Thankfully, I've found that nature-based mindfulness practices have resourced me mentally and emotionally, helped me move through grief, and build capacity for working towards a better future. Many people have found solace in nature in recent years throughout the pandemic. What I offer is inspiration to consciously deepen this budding relationship. Getting outdoors is the quickest, easiest and cheapest way I am aware of to rebalance ourselves emotionally and physically. There's a powerful, biological reason for this. Our bodies haven't kept pace with our technological/cultural evolution. We are physiologically little-changed from our hunter-gatherer ancestors, who evolved to exist in nature. So, many of our internal systems rely on natural stimuli to function optimally, for example;
Natural daylight rhythms regulate our circadian rhythm (this means better sleep!).
Long exhales immediately soothe our nervous system. What's the first thing you do when you get outdoors? Sigh or breathe deep? Simple breathwork whilst walking also works in city streets or around the house. Our bodies are designed to move, and designes to be in natural surroundings.
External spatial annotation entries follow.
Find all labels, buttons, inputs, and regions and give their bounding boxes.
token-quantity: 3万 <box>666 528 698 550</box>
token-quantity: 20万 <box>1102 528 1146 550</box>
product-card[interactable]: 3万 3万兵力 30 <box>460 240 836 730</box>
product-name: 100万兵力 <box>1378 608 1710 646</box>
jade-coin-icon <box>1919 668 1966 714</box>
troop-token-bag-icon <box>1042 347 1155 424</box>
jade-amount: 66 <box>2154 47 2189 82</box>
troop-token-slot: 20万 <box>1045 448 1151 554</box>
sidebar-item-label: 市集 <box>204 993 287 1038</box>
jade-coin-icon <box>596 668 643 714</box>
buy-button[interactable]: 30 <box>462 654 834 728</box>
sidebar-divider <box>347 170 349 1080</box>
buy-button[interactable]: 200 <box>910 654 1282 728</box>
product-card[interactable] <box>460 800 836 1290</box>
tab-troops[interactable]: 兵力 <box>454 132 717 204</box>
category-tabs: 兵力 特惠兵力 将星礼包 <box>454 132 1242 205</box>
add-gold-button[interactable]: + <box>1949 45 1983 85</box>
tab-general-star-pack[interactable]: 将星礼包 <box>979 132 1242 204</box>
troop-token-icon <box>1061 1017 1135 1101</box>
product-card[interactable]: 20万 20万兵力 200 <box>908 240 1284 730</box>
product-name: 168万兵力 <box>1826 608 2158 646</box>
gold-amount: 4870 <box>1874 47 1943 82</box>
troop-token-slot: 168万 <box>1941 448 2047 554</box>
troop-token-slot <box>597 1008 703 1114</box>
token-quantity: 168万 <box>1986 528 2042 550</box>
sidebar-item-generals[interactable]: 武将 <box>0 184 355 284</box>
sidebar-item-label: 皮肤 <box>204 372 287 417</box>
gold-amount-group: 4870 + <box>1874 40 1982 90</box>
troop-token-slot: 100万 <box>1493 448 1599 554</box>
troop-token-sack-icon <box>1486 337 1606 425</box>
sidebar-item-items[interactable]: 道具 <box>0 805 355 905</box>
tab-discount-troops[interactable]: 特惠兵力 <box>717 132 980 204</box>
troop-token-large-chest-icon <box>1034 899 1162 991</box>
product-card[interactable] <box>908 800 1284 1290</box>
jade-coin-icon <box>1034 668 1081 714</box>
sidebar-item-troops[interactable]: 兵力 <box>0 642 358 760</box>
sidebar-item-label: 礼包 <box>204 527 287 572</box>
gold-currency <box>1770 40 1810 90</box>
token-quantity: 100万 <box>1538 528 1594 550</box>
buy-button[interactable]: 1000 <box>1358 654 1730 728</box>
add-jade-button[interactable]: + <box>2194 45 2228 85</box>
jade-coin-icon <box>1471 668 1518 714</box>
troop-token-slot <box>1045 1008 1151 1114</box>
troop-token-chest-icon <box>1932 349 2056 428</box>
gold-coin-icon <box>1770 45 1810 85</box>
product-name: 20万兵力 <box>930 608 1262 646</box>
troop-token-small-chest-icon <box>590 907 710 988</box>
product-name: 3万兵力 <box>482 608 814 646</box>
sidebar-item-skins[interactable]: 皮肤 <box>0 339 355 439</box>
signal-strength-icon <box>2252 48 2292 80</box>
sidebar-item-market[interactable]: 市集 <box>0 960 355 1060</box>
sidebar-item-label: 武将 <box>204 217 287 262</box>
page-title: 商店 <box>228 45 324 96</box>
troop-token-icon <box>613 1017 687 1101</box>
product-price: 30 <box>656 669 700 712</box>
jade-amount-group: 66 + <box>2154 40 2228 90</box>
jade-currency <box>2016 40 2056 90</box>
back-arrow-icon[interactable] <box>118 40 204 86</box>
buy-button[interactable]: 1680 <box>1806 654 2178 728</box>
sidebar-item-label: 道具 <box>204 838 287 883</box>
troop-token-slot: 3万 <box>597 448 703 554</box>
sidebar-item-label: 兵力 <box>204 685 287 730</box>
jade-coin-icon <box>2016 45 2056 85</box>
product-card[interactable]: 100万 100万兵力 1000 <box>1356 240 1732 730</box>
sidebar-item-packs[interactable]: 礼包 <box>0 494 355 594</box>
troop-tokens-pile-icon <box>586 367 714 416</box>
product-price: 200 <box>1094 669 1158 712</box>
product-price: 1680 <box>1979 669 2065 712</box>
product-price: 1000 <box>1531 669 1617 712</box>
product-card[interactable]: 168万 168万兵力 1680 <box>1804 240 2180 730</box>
Immersing ourselves in nature lowers cortisol, decreasing stress, and anxiety. Nature-connection techniques enhance presence in the moment, which is greatly assisted by abundant natural stimuli. This interrupts our stress-response cycle, bringing us into our 'quiet mind'. From this still point, we can tune-in to our internal landscape, capacity, emotions, needs, and whether these can be addressed via self-care or other support.
I welcome you to try a simple daily practice - a 'sitspot': Go into nature and simply be present, even if it's only for 5 minutes or out of a window. Inhale for 3 steps, pause the breath for 4 steps, exhale for 6. Feeling your weight and any tension sinking out through your feet, into the supportive earth beneath. Open your senses, noticing what you see, hear, touch, smell. Choose somewhere close to home so you keep it up regularly. Walking/moving sitspot's work too! You don't need access to wilderness, it's about the quality of your attention and regularity of practice.
Finally, I find feeling held within the wider web of life really resourcing, especially when overwhelmed by the enormity of issues. It connects me to my motivations. The beautiful world I wish to protect. Through a sense of interconnectedness I feel able to tap into an emotional strength that's bigger than any individual. Trees have their ''wood-wide'web'' through fungal networks, and we have our own interconnected webs, both as humans within our international community, but also through our interdependence with all life on earth.